Commençons par déchirer le voile
rhétorique du parti présidentiel dans ses prétentions à transcender le clivage
gauche-droite. La volonté de soulager la liberté d'entreprendre des pesanteurs
juridiques, de renouveler les anciennes classes politiques par les tenants des
secteurs nouveaux de l'économie, le primat de la raison modératrice,
l'affirmation renouvelée du pragmatisme, ainsi que la neutralité axiologique
sur les questions de société, gages du reste d'une redoutable plasticité, font
d'Emmanuel Macron un héritier de la droite orléane pour qui les conflits
politiques doivent être dépassés par la raison économique et la compétence
technique. Son discours de modernité et d'audace lui est permis en ce qu'il
s'appuie sur le capital mobile et les entreprises détteriorialisables, en
demi-rupture avec le capitalisme «à la papa» incarnée alors par François
Fillon, résidant quant à lui sur les revenus réguliers issus de biens et des
industries immeubles, sécrétant logiquement un certain nombre de valeurs
conservatrices - la famille, la terre, la prudence, l'obéissance - liées aux
structures patrimoniales. Ces deux aspects du capital restent par ailleurs
solidaires.
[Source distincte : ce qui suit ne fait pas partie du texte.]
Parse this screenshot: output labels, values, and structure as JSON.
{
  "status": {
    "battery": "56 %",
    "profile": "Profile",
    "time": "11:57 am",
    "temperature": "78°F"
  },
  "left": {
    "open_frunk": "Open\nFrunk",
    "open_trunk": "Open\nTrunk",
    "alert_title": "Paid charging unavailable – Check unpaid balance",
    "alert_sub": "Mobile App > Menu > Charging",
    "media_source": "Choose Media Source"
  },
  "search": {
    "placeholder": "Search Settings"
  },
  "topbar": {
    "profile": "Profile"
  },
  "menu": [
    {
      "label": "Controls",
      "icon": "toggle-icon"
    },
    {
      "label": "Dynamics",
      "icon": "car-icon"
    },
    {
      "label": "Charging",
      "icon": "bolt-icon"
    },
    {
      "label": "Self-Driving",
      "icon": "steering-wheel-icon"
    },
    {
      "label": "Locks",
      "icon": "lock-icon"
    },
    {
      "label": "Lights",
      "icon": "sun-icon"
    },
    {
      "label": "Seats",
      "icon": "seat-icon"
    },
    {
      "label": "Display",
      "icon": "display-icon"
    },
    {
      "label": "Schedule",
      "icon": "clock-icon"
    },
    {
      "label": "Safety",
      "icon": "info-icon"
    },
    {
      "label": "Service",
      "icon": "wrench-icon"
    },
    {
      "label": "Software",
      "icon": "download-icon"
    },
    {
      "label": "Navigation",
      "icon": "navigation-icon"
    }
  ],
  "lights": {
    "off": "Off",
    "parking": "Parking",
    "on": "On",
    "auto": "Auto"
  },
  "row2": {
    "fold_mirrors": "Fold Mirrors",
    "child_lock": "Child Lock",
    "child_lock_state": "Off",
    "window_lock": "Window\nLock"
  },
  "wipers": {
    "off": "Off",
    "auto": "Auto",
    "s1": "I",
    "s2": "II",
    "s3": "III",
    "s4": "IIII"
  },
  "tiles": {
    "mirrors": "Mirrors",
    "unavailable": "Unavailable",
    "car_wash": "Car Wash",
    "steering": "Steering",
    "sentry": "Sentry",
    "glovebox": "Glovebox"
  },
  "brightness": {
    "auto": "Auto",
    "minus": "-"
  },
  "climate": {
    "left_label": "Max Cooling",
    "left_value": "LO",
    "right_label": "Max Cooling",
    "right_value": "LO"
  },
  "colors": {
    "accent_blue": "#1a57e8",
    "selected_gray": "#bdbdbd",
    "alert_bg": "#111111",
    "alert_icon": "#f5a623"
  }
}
Promettre «en même temps» la sécurité et la liberté, subterfuge
langagier plutôt que véritable pensée dialectique la plupart du temps,
s'applique en revanche étonnamment bien pour couler en un même lit ces deux
eaux du capital, permettant sans grands frais à Emmanuel Macron de s'aventurer
en terre conservatrice.
Promettre « en même temps » la
sécurité et la liberté est un subterfuge langagier plutôt qu'une véritable
pensée dialectique.
Cette droite économique, à son
corps défendant la plupart du temps, est donc la première composante dans la
géographie politique, et domine au fond le camp conservateur.
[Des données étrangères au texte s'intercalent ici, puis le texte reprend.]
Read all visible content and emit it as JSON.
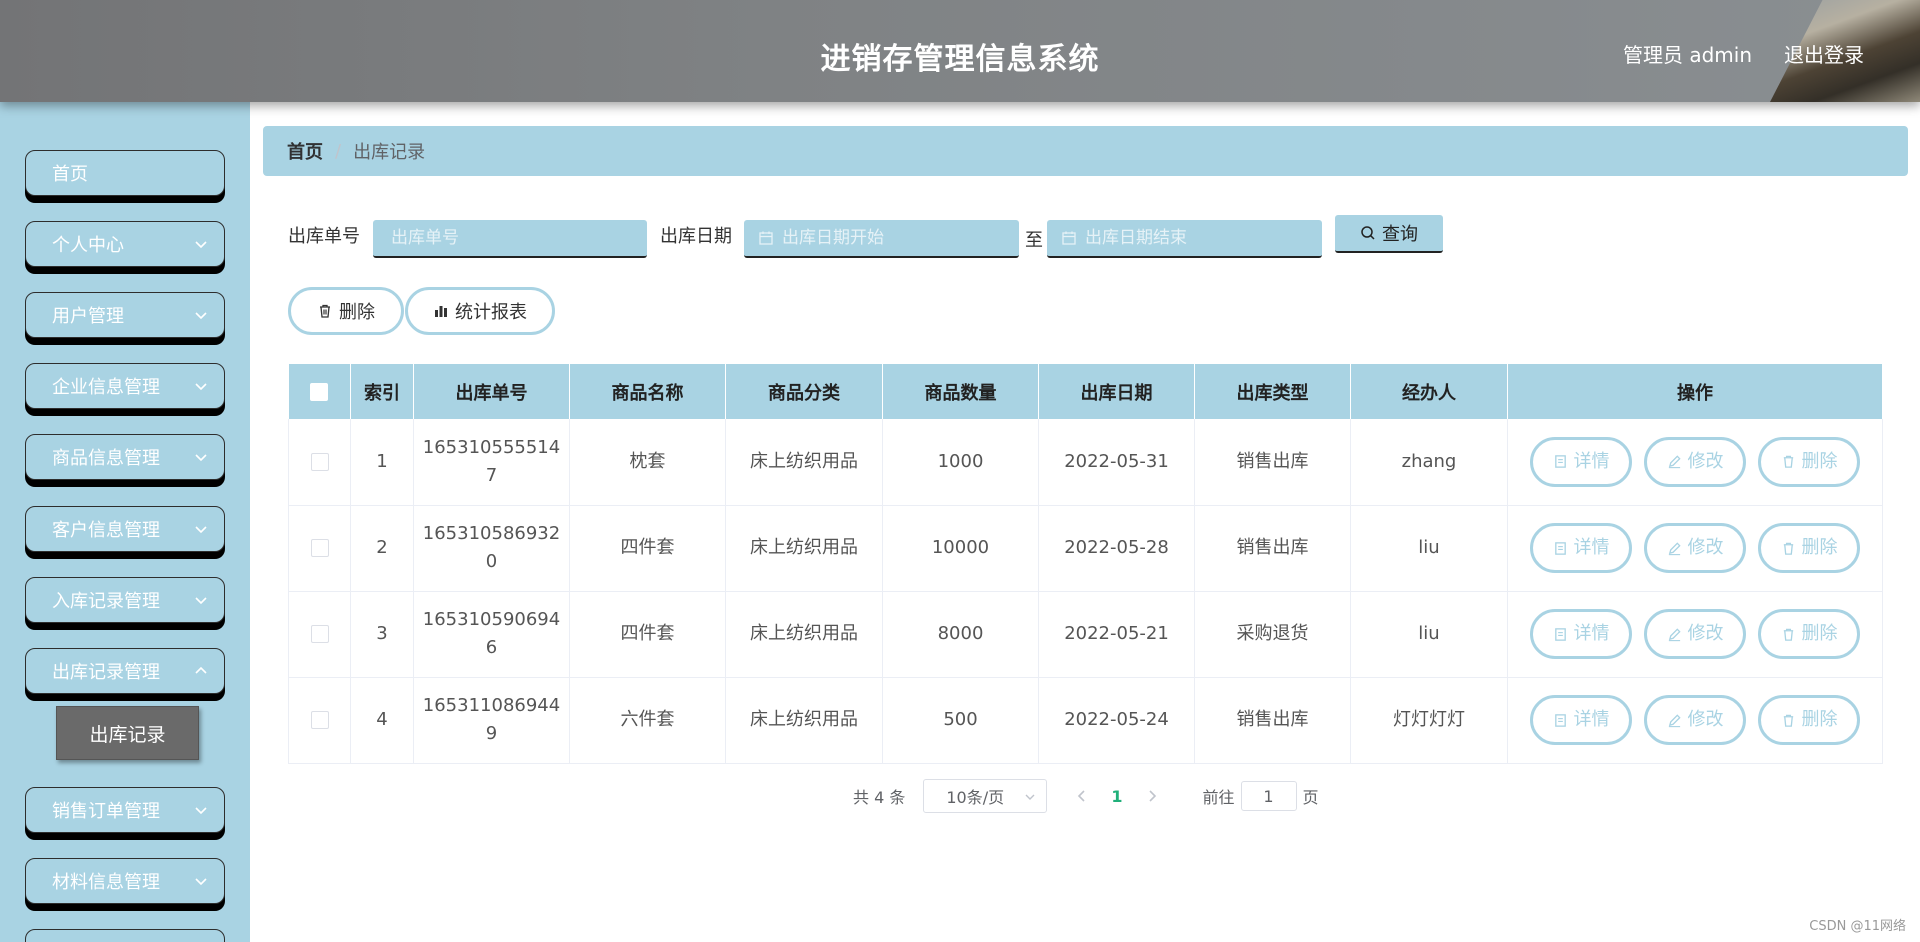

La seconde droite est ce qu'on
nous appellerions, par souci de ne pas porter à ce point de l'analyse de
jugement de valeurs, plutôt qu'extrême-droite, droite culturelle, parce qu'elle
met au cœur de son combat politique la défense d'objets culturels constitutifs
à leur yeux de l'anthropologie française ou européenne - la religion, la
famille, la manière de vivre, la culture élitaire. Le Front National et ses
pseudopodes en sont les principaux représentants, dont l'adversaire fédérateur
demeure depuis 1972 l'immigration non-européenne et les mutations culturelles
subséquentes sur la société française, au premier chef la religion musulmane.
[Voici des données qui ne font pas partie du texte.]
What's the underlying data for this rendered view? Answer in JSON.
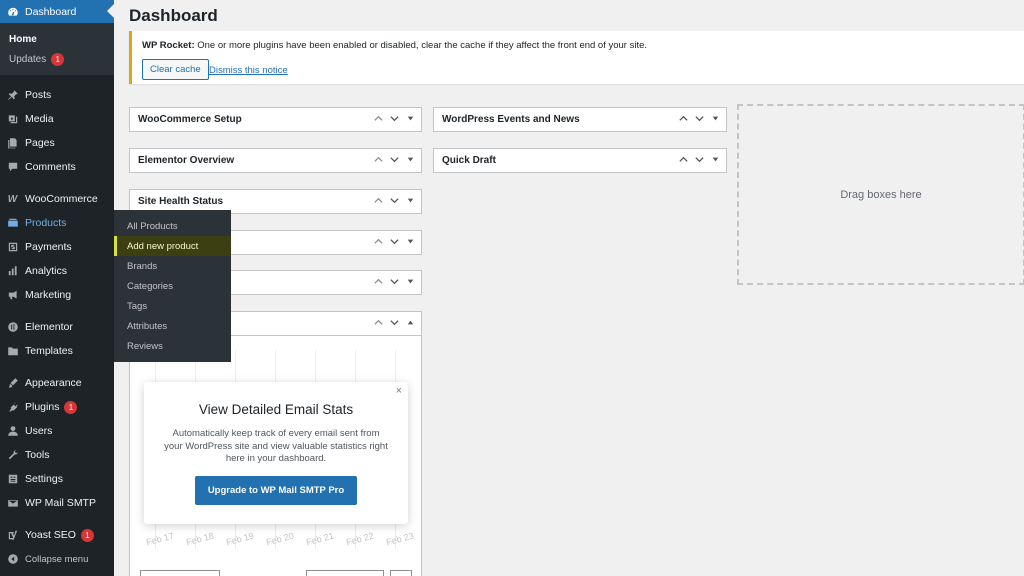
{
  "sidebar": {
    "dashboard_label": "Dashboard",
    "submenu": [
      {
        "label": "Home",
        "badge": ""
      },
      {
        "label": "Updates",
        "badge": "1"
      }
    ],
    "items": [
      {
        "label": "Posts",
        "icon": "pin-icon",
        "badge": ""
      },
      {
        "label": "Media",
        "icon": "media-icon",
        "badge": ""
      },
      {
        "label": "Pages",
        "icon": "pages-icon",
        "badge": ""
      },
      {
        "label": "Comments",
        "icon": "comments-icon",
        "badge": ""
      },
      {
        "label": "WooCommerce",
        "icon": "woocommerce-icon",
        "badge": ""
      },
      {
        "label": "Products",
        "icon": "products-icon",
        "badge": ""
      },
      {
        "label": "Payments",
        "icon": "payments-icon",
        "badge": ""
      },
      {
        "label": "Analytics",
        "icon": "analytics-icon",
        "badge": ""
      },
      {
        "label": "Marketing",
        "icon": "megaphone-icon",
        "badge": ""
      },
      {
        "label": "Elementor",
        "icon": "elementor-icon",
        "badge": ""
      },
      {
        "label": "Templates",
        "icon": "folder-icon",
        "badge": ""
      },
      {
        "label": "Appearance",
        "icon": "brush-icon",
        "badge": ""
      },
      {
        "label": "Plugins",
        "icon": "plugin-icon",
        "badge": "1"
      },
      {
        "label": "Users",
        "icon": "user-icon",
        "badge": ""
      },
      {
        "label": "Tools",
        "icon": "wrench-icon",
        "badge": ""
      },
      {
        "label": "Settings",
        "icon": "settings-icon",
        "badge": ""
      },
      {
        "label": "WP Mail SMTP",
        "icon": "mail-icon",
        "badge": ""
      },
      {
        "label": "Yoast SEO",
        "icon": "yoast-icon",
        "badge": "1"
      },
      {
        "label": "Collapse menu",
        "icon": "collapse-icon",
        "badge": ""
      }
    ]
  },
  "flyout": {
    "items": [
      "All Products",
      "Add new product",
      "Brands",
      "Categories",
      "Tags",
      "Attributes",
      "Reviews"
    ],
    "highlighted": "Add new product"
  },
  "page": {
    "title": "Dashboard"
  },
  "notice": {
    "prefix": "WP Rocket:",
    "message": " One or more plugins have been enabled or disabled, clear the cache if they affect the front end of your site.",
    "clear_cache_label": "Clear cache",
    "dismiss_label": "Dismiss this notice"
  },
  "widgets": {
    "col1": [
      "WooCommerce Setup",
      "Elementor Overview",
      "Site Health Status",
      "",
      "",
      ""
    ],
    "col2": [
      "WordPress Events and News",
      "Quick Draft"
    ],
    "drop_zone": "Drag boxes here"
  },
  "chart": {
    "x_ticks": [
      "Feb 17",
      "Feb 18",
      "Feb 19",
      "Feb 20",
      "Feb 21",
      "Feb 22",
      "Feb 23"
    ]
  },
  "modal": {
    "title": "View Detailed Email Stats",
    "description": "Automatically keep track of every email sent from your WordPress site and view valuable statistics right here in your dashboard.",
    "button_label": "Upgrade to WP Mail SMTP Pro",
    "close": "×"
  },
  "colors": {
    "admin_bar_bg": "#1d2327",
    "accent_blue": "#2271b1",
    "notice_border": "#dba617",
    "badge_red": "#d63638"
  }
}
Soulignons qu'en dehors de
l'unanimité sur ces questions migratoires, cette droite culturelle est en proie
à maintes querelles concernant les autres problématiques. La laïcité, la place
de la France dans l'Europe, le libéralisme économique, la place de la région,
le domaine de l'État, la politique étrangère, la mémoire collective et, plus
largement, le rapport à l'Histoire de France demeurent en son sein de tenaces
pommes de discorde. Le composite attelage du Front National en témoigne, qui
rassemblait jadis nostalgiques de Vichy et anciens résistants, néo-païens et
catholiques traditionalistes, partisans de l'Europe chrétienne intégrée et
défenseurs de l'autonomie française, qui sur vingt ans est passé sur le plan
économique du reaganisme à l'interventionnisme pour en revenir depuis l'an
passé à un entre-deux confus.
Le conservatisme français n'a
jamais été qu'un libéralisme patiné par endroits d'un inoffensif conservatisme.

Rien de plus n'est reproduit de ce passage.